What’s notable about broadcast work in 2021 is that while the technology may have changed, the way in which it’s organised and sold really hasn’t, not for decades, at least nothing like the way drama and user-generated stuff has changed things. The relatively stable desires of broadcast are reflected in the attempts of companies like Sony, with its UHC-8300 camera, and Canon, which has recently added a 10x16 portable zoom to its 8K lens range, to give operators more or less the same experience at 8K that they’d have had at lower resolutions. Camera sensor sizes have increased in order to achieve reasonable sensitivity, dynamic range and noise performance at such a high resolution; after all, 2/3” cameras were a struggle even at 4K for years. The bigger chip inevitably affects the required focal lengths, with attendant changes to focus behaviour demanding slightly more from the operator.

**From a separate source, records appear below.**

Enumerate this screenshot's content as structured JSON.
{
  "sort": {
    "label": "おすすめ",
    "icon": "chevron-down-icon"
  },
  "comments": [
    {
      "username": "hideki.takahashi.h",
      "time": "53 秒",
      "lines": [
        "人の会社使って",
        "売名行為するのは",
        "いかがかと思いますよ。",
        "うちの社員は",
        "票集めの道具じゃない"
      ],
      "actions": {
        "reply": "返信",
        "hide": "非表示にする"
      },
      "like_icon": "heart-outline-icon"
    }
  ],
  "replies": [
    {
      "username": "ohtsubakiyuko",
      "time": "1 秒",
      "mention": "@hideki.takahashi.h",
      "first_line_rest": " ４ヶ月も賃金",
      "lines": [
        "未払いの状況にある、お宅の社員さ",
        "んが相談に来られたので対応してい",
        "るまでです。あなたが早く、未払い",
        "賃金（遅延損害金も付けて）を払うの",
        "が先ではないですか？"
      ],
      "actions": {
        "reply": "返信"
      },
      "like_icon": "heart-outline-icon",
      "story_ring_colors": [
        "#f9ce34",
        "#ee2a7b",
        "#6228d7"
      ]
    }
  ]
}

Broadcast cameras, especially for live production, naturally exist in an extensive ecosystem, and as such a huge amount of ancillary equipment has emerged and will probably continue to emerge. In the end, if we want 8K broadcasts, we need 8K production switchers, graphics generators, recorders and everything else that goes in a truck or studio gallery. The question, of course, is whether we do want 8K broadcasts. Television manufacturers would prefer we did, as would the studio equipment manufacturers, but whether there’s a consumer demand for yet more pixels remains to be seen, and this is probably the most uncertain prospect in mid-2021.
Even if there is, the strategic issue facing broadcast TV production at the moment, at least in terms of its technology, is that the internet-delivery revolution has really passed it almost completely by; the stability of what it does and how it’s organised might well be seen as making it difficult for conventional broadcast TV creators to pivot toward the lucrative online world. That doesn’t stop the new media stealing audience share, of course. The upshot is that even if the broadcast audience does want 8K live production, it’s not very clear how it might be paid for outside the context of pay-per-view sports.